Zur Motorik gehören nicht nur die Hände und Finger, die nun bewusst greifen, stecken und stellen können. Nein, auch die Fortbewegung auf den eigenen Füßen rückt immer näher. Sobald der Nachwuchs sicher auf den kleinen Beinen steht, gibt es kein Halten mehr. Hilfreich sind Spielsachen, die hinterher gezogen werden können. Oder aber auch zum Schieben. Hauptsache das Kind kann sich selbstständig bewegen und seine Erfahrungen machen. In den Sommermonaten ist es zu empfehlen, barfuß auf der Wiese zu laufen. Das stärkt die Wahrnehmung und kräftigt die Muskulatur.
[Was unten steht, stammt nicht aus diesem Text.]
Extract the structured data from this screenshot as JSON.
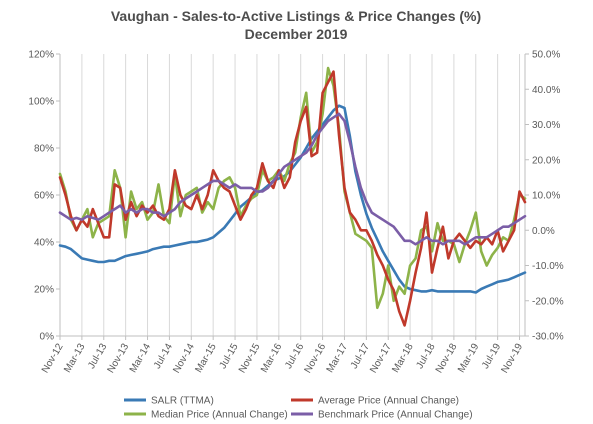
{
  "chart_data": {
    "type": "line",
    "title": "Vaughan - Sales-to-Active Listings & Price Changes (%)",
    "subtitle": "December 2019",
    "x": [
      "Nov-12",
      "Dec-12",
      "Jan-13",
      "Feb-13",
      "Mar-13",
      "Apr-13",
      "May-13",
      "Jun-13",
      "Jul-13",
      "Aug-13",
      "Sep-13",
      "Oct-13",
      "Nov-13",
      "Dec-13",
      "Jan-14",
      "Feb-14",
      "Mar-14",
      "Apr-14",
      "May-14",
      "Jun-14",
      "Jul-14",
      "Aug-14",
      "Sep-14",
      "Oct-14",
      "Nov-14",
      "Dec-14",
      "Jan-15",
      "Feb-15",
      "Mar-15",
      "Apr-15",
      "May-15",
      "Jun-15",
      "Jul-15",
      "Aug-15",
      "Sep-15",
      "Oct-15",
      "Nov-15",
      "Dec-15",
      "Jan-16",
      "Feb-16",
      "Mar-16",
      "Apr-16",
      "May-16",
      "Jun-16",
      "Jul-16",
      "Aug-16",
      "Sep-16",
      "Oct-16",
      "Nov-16",
      "Dec-16",
      "Jan-17",
      "Feb-17",
      "Mar-17",
      "Apr-17",
      "May-17",
      "Jun-17",
      "Jul-17",
      "Aug-17",
      "Sep-17",
      "Oct-17",
      "Nov-17",
      "Dec-17",
      "Jan-18",
      "Feb-18",
      "Mar-18",
      "Apr-18",
      "May-18",
      "Jun-18",
      "Jul-18",
      "Aug-18",
      "Sep-18",
      "Oct-18",
      "Nov-18",
      "Dec-18",
      "Jan-19",
      "Feb-19",
      "Mar-19",
      "Apr-19",
      "May-19",
      "Jun-19",
      "Jul-19",
      "Aug-19",
      "Sep-19",
      "Oct-19",
      "Nov-19",
      "Dec-19"
    ],
    "x_tick_labels": [
      "Nov-12",
      "Mar-13",
      "Jul-13",
      "Nov-13",
      "Mar-14",
      "Jul-14",
      "Nov-14",
      "Mar-15",
      "Jul-15",
      "Nov-15",
      "Mar-16",
      "Jul-16",
      "Nov-16",
      "Mar-17",
      "Jul-17",
      "Nov-17",
      "Mar-18",
      "Jul-18",
      "Nov-18",
      "Mar-19",
      "Jul-19",
      "Nov-19"
    ],
    "y_left_ticks": [
      "0%",
      "20%",
      "40%",
      "60%",
      "80%",
      "100%",
      "120%"
    ],
    "y_left_range": [
      0,
      120
    ],
    "y_right_ticks": [
      "-30.0%",
      "-20.0%",
      "-10.0%",
      "0.0%",
      "10.0%",
      "20.0%",
      "30.0%",
      "40.0%",
      "50.0%"
    ],
    "y_right_range": [
      -30,
      50
    ],
    "grid": "vertical",
    "legend_position": "bottom",
    "series": [
      {
        "name": "SALR (TTMA)",
        "axis": "left",
        "color": "#3a7ab5",
        "values": [
          38.5,
          38,
          37,
          35,
          33,
          32.5,
          32,
          31.5,
          31.5,
          32,
          32,
          33,
          34,
          34.5,
          35,
          35.5,
          36,
          37,
          37.5,
          38,
          38,
          38.5,
          39,
          39.5,
          40,
          40,
          40.5,
          41,
          42,
          44,
          46,
          49,
          52,
          55,
          57,
          59,
          61,
          62,
          64,
          66,
          67,
          68,
          70,
          73,
          76,
          80,
          84,
          87,
          90,
          93,
          96,
          98,
          97,
          85,
          70,
          60,
          52,
          46,
          41,
          36,
          32,
          28,
          24,
          21,
          20,
          19.5,
          19,
          19,
          19.5,
          19,
          19,
          19,
          19,
          19,
          19,
          19,
          18.5,
          20,
          21,
          22,
          23,
          23.5,
          24,
          25,
          26,
          27
        ]
      },
      {
        "name": "Average Price (Annual Change)",
        "axis": "right",
        "color": "#c0392b",
        "values": [
          15,
          10,
          4,
          0,
          3,
          1,
          6,
          2,
          -2,
          -2,
          13,
          12,
          3,
          8,
          4,
          7,
          5,
          7,
          4,
          3,
          6,
          17,
          10,
          7,
          6,
          10,
          6,
          10,
          17,
          14,
          12,
          11,
          7,
          3,
          6,
          10,
          12,
          19,
          14,
          12,
          17,
          12,
          15,
          25,
          31,
          35,
          21,
          22,
          39,
          42,
          45,
          27,
          12,
          5,
          3,
          0,
          0,
          -3,
          -7,
          -10,
          -14,
          -17,
          -23,
          -27,
          -20,
          -12,
          -5,
          5,
          -12,
          -5,
          1,
          -8,
          -3,
          -1,
          -3,
          -5,
          -3,
          -4,
          -2,
          -4,
          0,
          -6,
          -3,
          0,
          11,
          8
        ]
      },
      {
        "name": "Median Price (Annual Change)",
        "axis": "right",
        "color": "#8db349",
        "values": [
          16,
          11,
          3,
          0,
          3,
          6,
          -2,
          2,
          3,
          4,
          17,
          12,
          -2,
          11,
          6,
          8,
          3,
          5,
          13,
          4,
          2,
          16,
          4,
          10,
          11,
          12,
          5,
          8,
          6,
          12,
          14,
          15,
          12,
          4,
          7,
          9,
          10,
          17,
          14,
          15,
          17,
          14,
          19,
          22,
          32,
          39,
          22,
          25,
          33,
          46,
          41,
          29,
          11,
          5,
          -1,
          -2,
          -3,
          -5,
          -22,
          -18,
          -10,
          -20,
          -16,
          -18,
          -10,
          -8,
          0,
          1,
          -6,
          2,
          -3,
          -3,
          -4,
          -9,
          -4,
          0,
          5,
          -6,
          -10,
          -7,
          -5,
          -2,
          -3,
          3,
          10,
          9
        ]
      },
      {
        "name": "Benchmark Price (Annual Change)",
        "axis": "right",
        "color": "#7b5ea7",
        "values": [
          5,
          4,
          3,
          3.5,
          3,
          4,
          3.5,
          3,
          4,
          5,
          6,
          7,
          5,
          6,
          5,
          6,
          6,
          5,
          5,
          4,
          5,
          6,
          8,
          9,
          10,
          11,
          12,
          13,
          14,
          14,
          13,
          12,
          13,
          12,
          12,
          12,
          11,
          11,
          12,
          14,
          16,
          18,
          19,
          20,
          21,
          22,
          24,
          27,
          29,
          31,
          32,
          33,
          31,
          25,
          18,
          12,
          8,
          5,
          4,
          3,
          2,
          1,
          -1,
          -3,
          -3,
          -4,
          -3,
          -2,
          -3,
          -3,
          -4,
          -3,
          -3,
          -3,
          -4,
          -3,
          -2,
          -2,
          -2,
          -1,
          0,
          1,
          1,
          2,
          3,
          4
        ]
      }
    ]
  }
}
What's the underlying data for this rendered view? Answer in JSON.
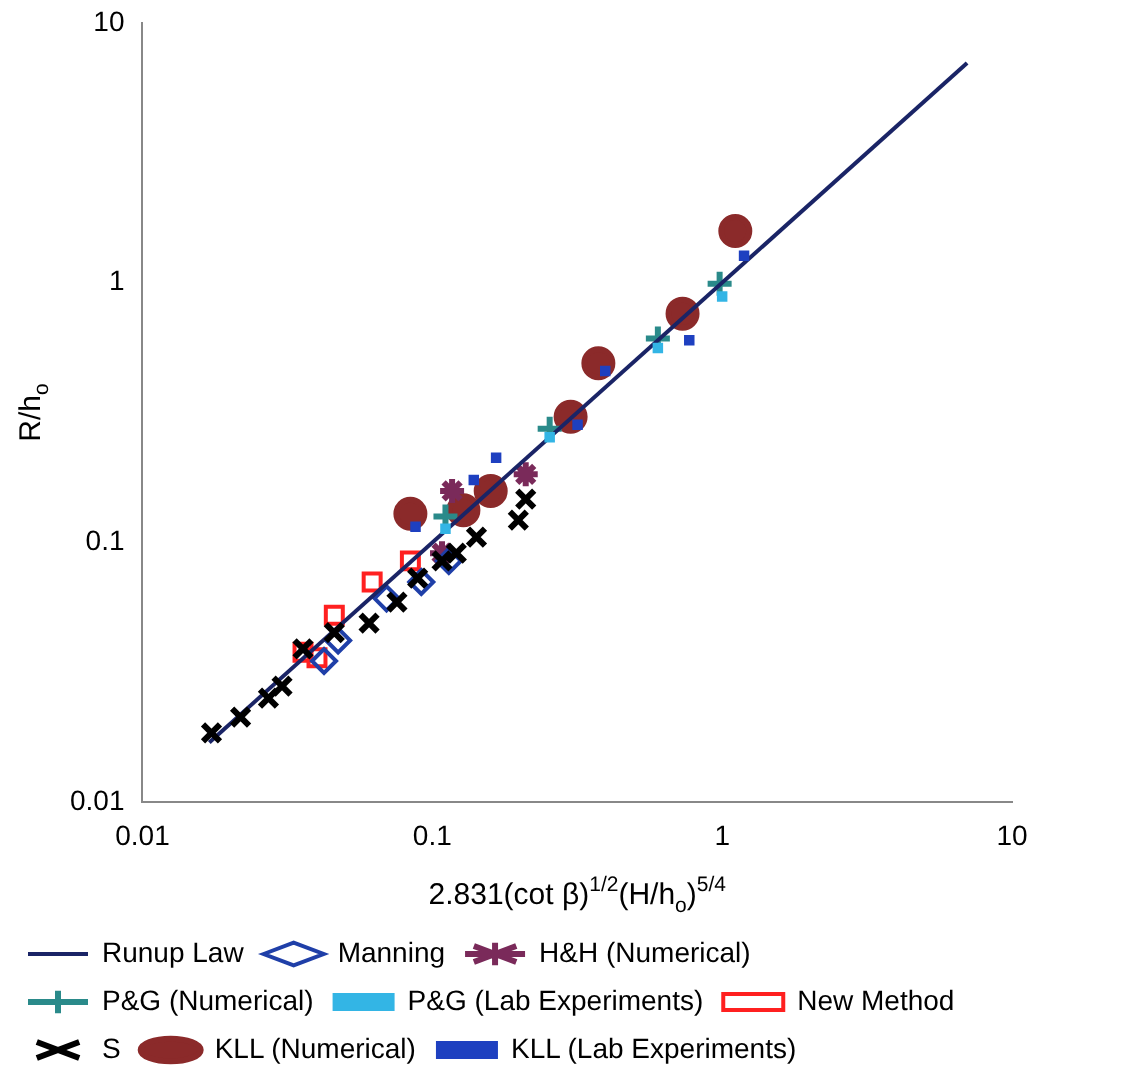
{
  "chart_data": {
    "type": "scatter",
    "xlabel": "2.831(cot β)$^{1/2}$(H/h$_{o}$)$^{5/4}$",
    "ylabel": "R/h$_{o}$",
    "log": "xy",
    "xlim": [
      0.01,
      10
    ],
    "ylim": [
      0.01,
      10
    ],
    "xticks": [
      0.01,
      0.1,
      1,
      10
    ],
    "yticks": [
      0.01,
      0.1,
      1,
      10
    ],
    "grid": false,
    "legend": "bottom",
    "series": [
      {
        "name": "Runup Law",
        "type": "line",
        "color": "#1a2466",
        "marker": "none",
        "line_style": "solid",
        "x": [
          0.017,
          7
        ],
        "values": [
          0.017,
          7
        ]
      },
      {
        "name": "Manning",
        "color": "#1f3fa8",
        "marker": "diamond",
        "x": [
          0.0423,
          0.0473,
          0.0695,
          0.0916,
          0.114
        ],
        "values": [
          0.035,
          0.042,
          0.061,
          0.0705,
          0.085
        ]
      },
      {
        "name": "H&H (Numerical)",
        "color": "#7a2a5a",
        "marker": "cross",
        "x": [
          0.108,
          0.117,
          0.21
        ],
        "values": [
          0.091,
          0.158,
          0.183
        ]
      },
      {
        "name": "P&G (Numerical)",
        "color": "#2a8a8a",
        "marker": "cross",
        "x": [
          0.111,
          0.254,
          0.6,
          0.98
        ],
        "values": [
          0.126,
          0.274,
          0.61,
          0.99
        ]
      },
      {
        "name": "P&G (Lab Experiments)",
        "color": "#33b5e5",
        "marker": "square",
        "x": [
          0.111,
          0.254,
          0.6,
          1.0
        ],
        "values": [
          0.113,
          0.254,
          0.56,
          0.885
        ]
      },
      {
        "name": "New Method",
        "color": "#ff2020",
        "marker": "square",
        "x": [
          0.0358,
          0.04,
          0.0459,
          0.062,
          0.084
        ],
        "values": [
          0.0378,
          0.036,
          0.0525,
          0.0705,
          0.085
        ]
      },
      {
        "name": "S",
        "color": "#000000",
        "marker": "cross",
        "x": [
          0.0173,
          0.0218,
          0.0272,
          0.0303,
          0.0358,
          0.0459,
          0.0605,
          0.0755,
          0.089,
          0.108,
          0.121,
          0.142,
          0.198,
          0.21
        ],
        "values": [
          0.0185,
          0.0213,
          0.0252,
          0.028,
          0.039,
          0.045,
          0.049,
          0.059,
          0.073,
          0.085,
          0.091,
          0.105,
          0.122,
          0.147
        ]
      },
      {
        "name": "KLL (Numerical)",
        "color": "#8b2a2a",
        "marker": "circle",
        "x": [
          0.084,
          0.128,
          0.159,
          0.3,
          0.374,
          0.73,
          1.11
        ],
        "values": [
          0.129,
          0.133,
          0.158,
          0.305,
          0.49,
          0.76,
          1.58
        ]
      },
      {
        "name": "KLL (Lab Experiments)",
        "color": "#1e40c0",
        "marker": "square",
        "x": [
          0.0875,
          0.139,
          0.166,
          0.317,
          0.395,
          0.77,
          1.19
        ],
        "values": [
          0.115,
          0.174,
          0.212,
          0.284,
          0.457,
          0.6,
          1.27
        ]
      }
    ]
  }
}
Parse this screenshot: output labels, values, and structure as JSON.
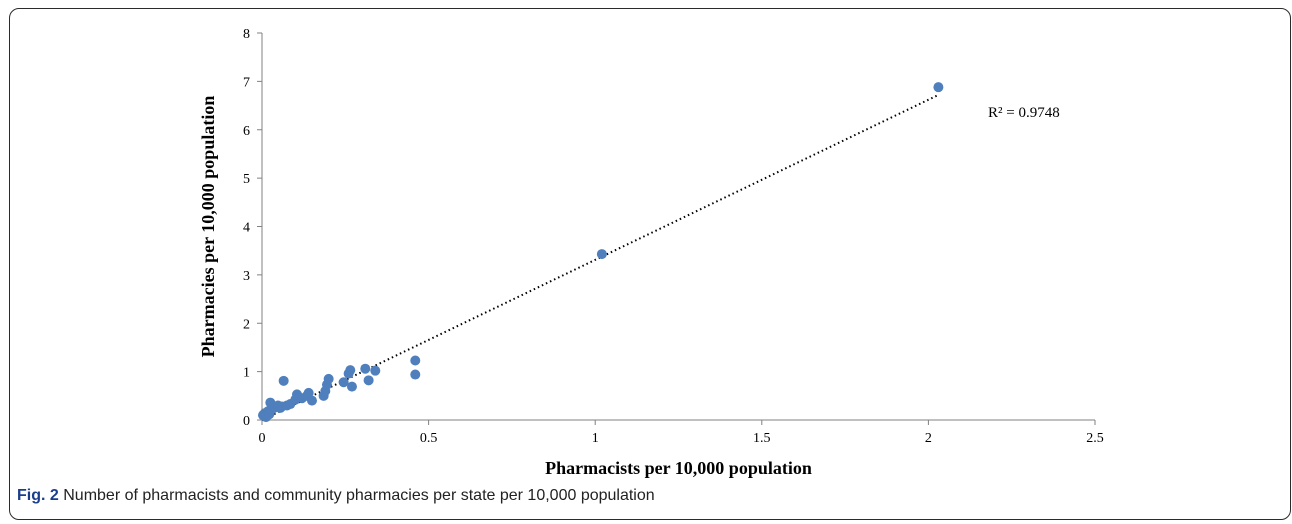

Im Kindergartenalter rücken Klettergerüste in den Mittelpunkt, wenn es um die Bewegung an der frischen Luft geht. Gleichgewicht und Koordination gilt es nun zu festigen zu stärken. Das gelingt nebenbei erwähnt nicht nur auf öffentlichen Spielplätzen. Der Wald bietet ebenso viele, spannende Möglichkeiten zum Klettern, Laufen und Toben. Ein weiterer Vorteil im Wald besteht darin, dass hier zusätzlich etwas über die Natur gelernt werden kann. Alles selbstverständlich mit einer kleinen Portion Fantasie, denn diese blüht in den Kinderköpfen. Sie ist wichtig, denn mithilfe der Fantasie erklären sich die Kleinen Schritt für Schritt die Welt und versuchen ihre eigenen Schlüsse zu ziehen. Das tun Kinder unentwegt. Oftmals ganz unbewusst. Sichtbar wird es meist dann, wenn Kinder regelrecht in ihr Spiel versinken und augenscheinlich wirklich in eine andere Welt eintauchen.

Seelentröster Plüschtiere

Keine glückliche Kindheit ohne Plüschtiere. Das ist nicht einfach so daher gesagt, sondern eine erwiesene Tatsache. Kinder finden in ihren Plüschtieren einen engen Vertrauten. Eine fiktive Bezugsperson, derer sich Kinder anvertrauen können, ohne alles gleich mit den Eltern zu besprechen. Das ist ein wichtiger Entwicklungsschritt zur Selbstständigkeit. Außerdem spenden die knuffigen Plüschtiere oder Puppen stets ein Gefühl von Geborgenheit. Zum Einschlafen unverzichtbar, da Kinder das Gefühl haben, nicht allein zu sein. Einige Menschen haben wirklich über all die Jahre hinweg zumindest ein Plüschtier aus Kindertagen behalten. Eine innere Bindung, die nur schwer mit Worten zu erklären ist.

Aus Fehlern selbst lernen

Es fällt vielen Eltern sehr schwer, dem Kind dabei zuzusehen, wenn es augenscheinlich einen Fehler begeht. Jedoch muss nicht ständig in das Spiel eingegriffen werden. Zum Lernprozess in der Kindheit gehören auch Fehler dazu. Wer selbst nie in die Verlegenheit kommt, etwas falsch zu machen, lernt darauf schlichtweg nichts. Solang keine offensichtlichen Verletzungen drohen, muss man das Kind seine Erfahrungen sammeln lassen. Hin und wieder wird es sicher etwas schmerzhaft sein. Aber dafür prägt es sich viel besser ein. Wenn das Bügeleisen heiß ist und nicht angefasst werden soll und das Kind es dennoch tut, wird es in seinem Leben nie wieder in die Versuchung kommen, ein Bügeleisen auf der falschen Seite anzufassen. Fehler sind wichtig. Egal, ob sie bewusst geschehen oder beim spielerischen Lernprozess.